The enthesis is a mineralized fibrocartilage transition that attaches tendon to bone and is vital for musculoskeletal function. Despite recent studies demonstrating the necessity of muscle loading for enthesis formation, the mechanisms that regulate enthesis formation and mechanoresponsiveness remain unclear. Therefore, the current study investigated the role of the gap junction protein connexin 43 in these processes by deleting Gja1 (the Cx43 gene) in the tendon and enthesis. Compared with their wild-type (WT) counterparts, mice lacking Cx43 showed disrupted entheseal cell alignment, reduced mineralized fibrocartilage, and impaired biomechanical properties of the supraspinatus tendon entheses during postnatal development. Cx43-deficient mice also exhibited reduced ability to complete a treadmill running protocol but no apparent deficits in daily activity, metabolic indexes, shoulder muscle size, grip strength, and major trabecular bone properties of the adjacent humeral head.
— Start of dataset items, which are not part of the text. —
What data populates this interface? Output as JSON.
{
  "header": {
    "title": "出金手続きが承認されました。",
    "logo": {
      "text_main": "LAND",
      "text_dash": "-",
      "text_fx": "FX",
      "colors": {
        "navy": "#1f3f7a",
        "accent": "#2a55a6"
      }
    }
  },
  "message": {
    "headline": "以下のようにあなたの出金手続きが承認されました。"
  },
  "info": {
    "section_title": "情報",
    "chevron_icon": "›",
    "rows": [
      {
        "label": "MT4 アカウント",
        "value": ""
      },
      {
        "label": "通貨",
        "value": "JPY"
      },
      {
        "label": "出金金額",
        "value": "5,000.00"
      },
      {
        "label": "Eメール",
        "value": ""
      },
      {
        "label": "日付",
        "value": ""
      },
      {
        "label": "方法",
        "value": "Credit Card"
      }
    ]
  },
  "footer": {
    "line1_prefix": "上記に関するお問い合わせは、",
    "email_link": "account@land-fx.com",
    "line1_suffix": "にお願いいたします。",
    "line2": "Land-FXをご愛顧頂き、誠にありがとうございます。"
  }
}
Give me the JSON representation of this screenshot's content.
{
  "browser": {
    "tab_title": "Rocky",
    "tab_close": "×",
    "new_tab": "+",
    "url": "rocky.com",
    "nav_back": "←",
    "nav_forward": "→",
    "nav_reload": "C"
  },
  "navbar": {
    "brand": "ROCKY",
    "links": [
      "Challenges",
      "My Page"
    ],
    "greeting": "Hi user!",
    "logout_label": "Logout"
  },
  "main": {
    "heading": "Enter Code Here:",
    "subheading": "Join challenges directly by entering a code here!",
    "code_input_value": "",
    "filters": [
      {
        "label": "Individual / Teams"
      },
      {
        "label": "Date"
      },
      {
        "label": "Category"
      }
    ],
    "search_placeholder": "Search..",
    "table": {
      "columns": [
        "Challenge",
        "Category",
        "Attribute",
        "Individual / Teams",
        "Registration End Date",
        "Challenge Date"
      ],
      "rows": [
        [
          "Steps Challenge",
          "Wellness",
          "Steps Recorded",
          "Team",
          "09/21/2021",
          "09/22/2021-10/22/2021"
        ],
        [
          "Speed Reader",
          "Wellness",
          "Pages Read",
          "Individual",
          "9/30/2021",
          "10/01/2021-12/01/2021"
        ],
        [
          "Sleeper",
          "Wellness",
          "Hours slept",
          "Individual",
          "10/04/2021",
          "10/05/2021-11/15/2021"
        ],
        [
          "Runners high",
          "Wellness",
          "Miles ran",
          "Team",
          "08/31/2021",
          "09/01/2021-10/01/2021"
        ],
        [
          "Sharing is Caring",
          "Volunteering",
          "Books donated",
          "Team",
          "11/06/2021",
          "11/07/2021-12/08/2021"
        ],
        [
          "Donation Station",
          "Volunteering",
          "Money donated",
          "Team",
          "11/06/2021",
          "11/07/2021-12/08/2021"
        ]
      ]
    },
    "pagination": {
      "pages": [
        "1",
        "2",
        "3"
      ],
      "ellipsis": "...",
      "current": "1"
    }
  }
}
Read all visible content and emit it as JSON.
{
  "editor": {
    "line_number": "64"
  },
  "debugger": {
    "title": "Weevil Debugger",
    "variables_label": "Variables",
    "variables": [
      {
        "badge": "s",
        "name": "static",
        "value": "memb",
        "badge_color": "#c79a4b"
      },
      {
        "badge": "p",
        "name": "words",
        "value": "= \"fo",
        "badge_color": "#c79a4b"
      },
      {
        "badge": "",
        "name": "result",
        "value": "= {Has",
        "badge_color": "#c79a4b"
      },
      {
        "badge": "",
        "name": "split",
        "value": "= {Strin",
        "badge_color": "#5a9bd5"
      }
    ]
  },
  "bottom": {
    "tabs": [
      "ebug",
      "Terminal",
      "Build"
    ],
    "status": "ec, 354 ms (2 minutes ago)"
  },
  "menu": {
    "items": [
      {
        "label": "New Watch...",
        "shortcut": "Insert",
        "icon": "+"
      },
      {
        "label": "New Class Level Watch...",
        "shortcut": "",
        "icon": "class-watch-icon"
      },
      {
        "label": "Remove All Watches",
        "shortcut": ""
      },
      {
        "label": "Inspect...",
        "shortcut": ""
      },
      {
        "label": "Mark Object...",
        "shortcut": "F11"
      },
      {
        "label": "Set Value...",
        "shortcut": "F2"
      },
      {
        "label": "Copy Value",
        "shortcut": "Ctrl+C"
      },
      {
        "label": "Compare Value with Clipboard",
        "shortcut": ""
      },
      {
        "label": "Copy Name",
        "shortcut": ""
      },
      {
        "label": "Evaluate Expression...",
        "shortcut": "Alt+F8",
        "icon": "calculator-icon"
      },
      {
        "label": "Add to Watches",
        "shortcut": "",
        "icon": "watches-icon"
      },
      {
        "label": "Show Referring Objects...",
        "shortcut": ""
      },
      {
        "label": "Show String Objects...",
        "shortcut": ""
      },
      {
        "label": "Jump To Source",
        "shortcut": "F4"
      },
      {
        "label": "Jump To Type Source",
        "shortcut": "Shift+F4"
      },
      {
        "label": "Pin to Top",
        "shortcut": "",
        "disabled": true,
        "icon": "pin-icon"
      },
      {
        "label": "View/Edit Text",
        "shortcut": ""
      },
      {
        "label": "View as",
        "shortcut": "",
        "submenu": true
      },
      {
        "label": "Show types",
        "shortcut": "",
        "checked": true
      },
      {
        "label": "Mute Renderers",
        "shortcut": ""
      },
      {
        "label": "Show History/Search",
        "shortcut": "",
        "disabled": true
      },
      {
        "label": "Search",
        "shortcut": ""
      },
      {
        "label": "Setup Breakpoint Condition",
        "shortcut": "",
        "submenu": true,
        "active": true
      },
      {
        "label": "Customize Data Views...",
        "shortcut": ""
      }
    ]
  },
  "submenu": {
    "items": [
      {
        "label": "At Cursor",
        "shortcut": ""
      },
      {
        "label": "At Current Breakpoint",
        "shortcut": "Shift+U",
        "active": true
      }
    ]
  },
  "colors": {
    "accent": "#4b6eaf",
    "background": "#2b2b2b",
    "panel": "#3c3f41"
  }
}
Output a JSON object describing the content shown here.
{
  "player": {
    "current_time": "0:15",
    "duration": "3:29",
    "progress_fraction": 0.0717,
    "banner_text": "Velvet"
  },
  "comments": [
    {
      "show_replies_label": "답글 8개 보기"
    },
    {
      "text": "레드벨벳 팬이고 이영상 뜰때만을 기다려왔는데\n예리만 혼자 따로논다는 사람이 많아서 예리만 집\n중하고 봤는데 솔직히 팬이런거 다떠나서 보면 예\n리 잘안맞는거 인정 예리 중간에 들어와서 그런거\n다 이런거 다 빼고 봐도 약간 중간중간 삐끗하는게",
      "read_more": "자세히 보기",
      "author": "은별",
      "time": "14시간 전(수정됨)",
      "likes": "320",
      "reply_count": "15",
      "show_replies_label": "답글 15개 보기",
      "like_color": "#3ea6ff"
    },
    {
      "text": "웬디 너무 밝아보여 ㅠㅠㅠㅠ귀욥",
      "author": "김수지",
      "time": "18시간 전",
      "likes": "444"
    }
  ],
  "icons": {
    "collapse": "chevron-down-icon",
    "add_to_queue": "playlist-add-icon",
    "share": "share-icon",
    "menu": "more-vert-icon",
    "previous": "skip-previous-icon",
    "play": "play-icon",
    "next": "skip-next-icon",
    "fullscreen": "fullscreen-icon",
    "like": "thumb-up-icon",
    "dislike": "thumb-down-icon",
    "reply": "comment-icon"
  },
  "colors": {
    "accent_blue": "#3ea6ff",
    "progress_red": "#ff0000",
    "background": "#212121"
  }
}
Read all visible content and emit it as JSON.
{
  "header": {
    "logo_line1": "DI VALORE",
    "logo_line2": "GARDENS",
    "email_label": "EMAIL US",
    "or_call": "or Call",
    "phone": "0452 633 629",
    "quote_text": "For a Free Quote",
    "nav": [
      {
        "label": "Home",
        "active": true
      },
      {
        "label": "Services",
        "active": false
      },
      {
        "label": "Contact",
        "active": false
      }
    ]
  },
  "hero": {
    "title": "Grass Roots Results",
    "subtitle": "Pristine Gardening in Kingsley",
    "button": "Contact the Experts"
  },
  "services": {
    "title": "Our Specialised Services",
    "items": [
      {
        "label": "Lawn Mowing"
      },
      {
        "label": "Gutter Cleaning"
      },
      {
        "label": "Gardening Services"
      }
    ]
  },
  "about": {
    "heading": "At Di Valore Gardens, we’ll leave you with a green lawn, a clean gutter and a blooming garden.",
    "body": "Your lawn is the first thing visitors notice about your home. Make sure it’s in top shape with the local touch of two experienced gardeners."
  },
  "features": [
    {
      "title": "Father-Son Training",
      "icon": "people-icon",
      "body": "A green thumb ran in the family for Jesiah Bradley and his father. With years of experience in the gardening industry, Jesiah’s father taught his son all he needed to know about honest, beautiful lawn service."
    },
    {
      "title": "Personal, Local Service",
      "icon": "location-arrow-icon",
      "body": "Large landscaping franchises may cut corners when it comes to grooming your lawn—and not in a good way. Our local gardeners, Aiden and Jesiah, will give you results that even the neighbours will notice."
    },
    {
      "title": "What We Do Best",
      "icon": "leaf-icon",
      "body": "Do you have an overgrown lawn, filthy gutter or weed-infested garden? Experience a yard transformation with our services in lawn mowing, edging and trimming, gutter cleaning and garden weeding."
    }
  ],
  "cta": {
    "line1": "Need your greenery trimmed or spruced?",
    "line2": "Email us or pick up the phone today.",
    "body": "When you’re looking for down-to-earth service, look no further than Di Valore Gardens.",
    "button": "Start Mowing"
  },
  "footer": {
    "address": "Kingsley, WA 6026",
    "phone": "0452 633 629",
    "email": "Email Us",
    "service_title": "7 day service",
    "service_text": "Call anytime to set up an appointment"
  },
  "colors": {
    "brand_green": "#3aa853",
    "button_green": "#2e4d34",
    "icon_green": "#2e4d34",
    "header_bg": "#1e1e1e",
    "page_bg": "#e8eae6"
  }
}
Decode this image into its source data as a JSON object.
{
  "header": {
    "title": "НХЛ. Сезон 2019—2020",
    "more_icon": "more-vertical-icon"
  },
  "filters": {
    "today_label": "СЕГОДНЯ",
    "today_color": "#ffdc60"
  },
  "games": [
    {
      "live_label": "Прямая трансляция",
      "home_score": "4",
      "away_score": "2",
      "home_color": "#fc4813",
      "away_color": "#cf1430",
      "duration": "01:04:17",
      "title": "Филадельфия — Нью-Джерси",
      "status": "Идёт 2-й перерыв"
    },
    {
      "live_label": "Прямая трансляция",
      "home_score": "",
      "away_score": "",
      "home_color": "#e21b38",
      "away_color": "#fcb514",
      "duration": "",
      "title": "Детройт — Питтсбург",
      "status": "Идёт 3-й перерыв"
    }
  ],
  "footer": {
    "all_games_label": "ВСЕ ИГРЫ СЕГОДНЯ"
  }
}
To examine enthesis mechanoresponsiveness, young adult mice were subjected to modest treadmill exercise. Gja1 deficiency in the tendon and enthesis reduced entheseal anabolic responses to treadmill exercise: WT mice had increased expression of Sox9, Ihh, and Gli1 and increased Brdu incorporation, whereas Cx43-deficient mice showed no changes or decreased levels with exercise. Collectively, the results demonstrated an essential role for Cx43 in postnatal tendon enthesis formation, function, and response to loading; results further provided evidence implicating a link between Cx43 function and the hedgehog signaling pathway.